Les résultats de l’étude AcSé crizotinib dans le cancer bronchique non à petites cellules (CBNPC) confirment l'intérêt de cette molécule chez les patients présentant une tumeur mutée ROS1 ou MET.
L'ambition du programme AcSé, lancé en 2013 par l’Institut national du cancer (INCa), était de faire bénéficier à des patients en échec thérapeutique de thérapies ciblées hors autorisation de mise sur le marché (AMM) dans le cadre d'un essai clinique de phase II.
Les essais crizotinib et vemurafenib, promus par Unicancer et soutenus par la fondation ARC pour la recherche sur le cancer, ont fait l'objet de communications lors de la World Conference on Lung Cancer (WCLC) qui s'est déroulée à Toronto du 23 au 26 septembre.

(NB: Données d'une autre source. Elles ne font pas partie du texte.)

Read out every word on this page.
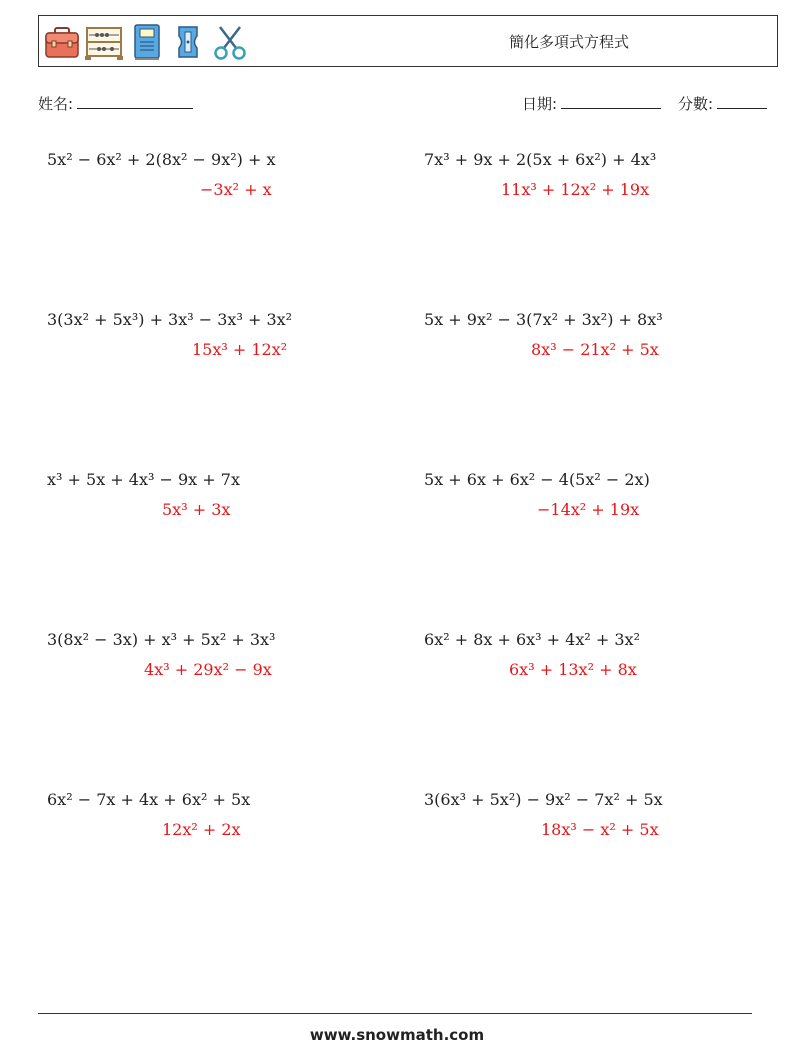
簡化多項式方程式
姓名:	日期:	分數:
5x² − 6x² + 2(8x² − 9x²) + x
−3x² + x
7x³ + 9x + 2(5x + 6x²) + 4x³
11x³ + 12x² + 19x
3(3x² + 5x³) + 3x³ − 3x³ + 3x²
15x³ + 12x²
5x + 9x² − 3(7x² + 3x²) + 8x³
8x³ − 21x² + 5x
x³ + 5x + 4x³ − 9x + 7x
5x³ + 3x
5x + 6x + 6x² − 4(5x² − 2x)
−14x² + 19x
3(8x² − 3x) + x³ + 5x² + 3x³
4x³ + 29x² − 9x
6x² + 8x + 6x³ + 4x² + 3x²
6x³ + 13x² + 8x
6x² − 7x + 4x + 6x² + 5x
12x² + 2x
3(6x³ + 5x²) − 9x² − 7x² + 5x
18x³ − x² + 5x
www.snowmath.com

Seuls les résultats concernant le CBNPC, qui concernent le plus grand nombre de patients, ont été présentés.
« Le programme AcSé a rempli ses deux objectifs : identifier de nouveaux biomarqueurs tumoraux au niveau national et montrer qu'il existe des molécules efficaces contre ces anomalies », indique au « Quotidien » le Pr Julien Mazières, oncologue thoracique au CHU de Toulouse qui a présenté l'essai vemurafenib au WCLC.
Indication incontestable dans les tumeurs ROS1
L'essai crizotinib du programme AcSé avait déjà fait l'objet d'une présentation en juin à l'American Society of Clinical Oncology (ASCO). Le crizotinib cible trois anomalies moléculaires : ALK, ROS1 et MET. Au début de l'essai en 2013, le crizotinib n'était indiqué que chez les patients atteints de CBNPC avec une translocation d’ALK. Depuis 2016, cette thérapie ciblée est aussi indiquée dans le traitement du CBNPC muté ROS1. « Les résultats intermédiaires obtenus avec AcSé ont contribué à l'obtention de cette extension », avance le Pr Mazières.
Ont été inclus 25 patients présentant une altération de type amplification de MET, 29 une mutation de MET et 39 une translocation de ROS1. Les réponses obtenues varient selon l'anomalie moléculaire.
Chez les patients avec une tumeur mutée ROS1, le taux de réponse de 68 % obtenu conforte l'intérêt de l'extension d'indication. « L'utilisation de crizotinib chez ces patients apporte un vrai bénéfice. Il s'agit d'une indication incontestable », commente le Pr Mazières.
Pour les tumeurs avec mutation de MET, le bénéfice est moins marqué, mais les résultats sont toutefois prometteurs, avec un taux de réponse de 40 %. « Ce ne sont pas les 60-70 % que l'on peut espérer d'une thérapie ciblée. Mais ce sont des patients pour lesquels il existe peu ou pas de possibilités thérapeutiques », souligne le Pr Mazières, précisant que le crizotinib vient d'être autorisé dans cette indication aux États-Unis. En France, la demande est en cours.
Chez les patients avec des amplifications de MET, le taux de réponse est de 32 %. « Une meilleure sélection des patients permettrait peut-être d'obtenir de meilleurs résultats », note l'oncologue. Aucune demande d'extension d'indication n'a été faite.
Les données confirment par ailleurs que le crizotinib est un médicament bien toléré, présentant une faible toxicité.
Bénéfice dans les tumeurs BRAF V600
Le vemurafenib est indiqué chez les patients atteints de mélanome présentant la mutation V600 dans le gène BRAF. De plus, « il existe une AMM en France pour l'association dabrafenib-trametinib chez les patients atteints de CBNPC mutés BRAF V600, mais elle n'est pas remboursée », raconte le Pr Mazières.
Démarré en 2014, l'essai vemurafenib a inclus 101 patients présentant un CBNPC muté BRAF V600 et 17 un CBNPC muté sur BRAF non V600.
Le taux de réponse est de 45 % pour les tumeurs V600. « Le vemurafenib représente ainsi une alternative à la combinaison dabrafenib-trametinib », estime le Pr Mazières. Pourtant, ces résultats n'ont pas abouti à une demande d'extension, l'oncologue évoquant la position de l’industriel.
Par ailleurs, le vemurafenib n'apporte aucun bénéfice chez les patients avec mutation non V600.
« Si l'essai crizotinib a permis de renforcer la légitimité de demande d'extension d'AMM dans les CBNPC, ce n'est pas le cas de l'essai vemurafenib », regrette le Pr Mazières.
Pour lui, « ces résultats soulignent la bonne organisation française dans le domaine de la recherche d'anomalies dans les cancers rares et montrent qu'il existe des traitements efficaces face à ces anomalies moléculaires ».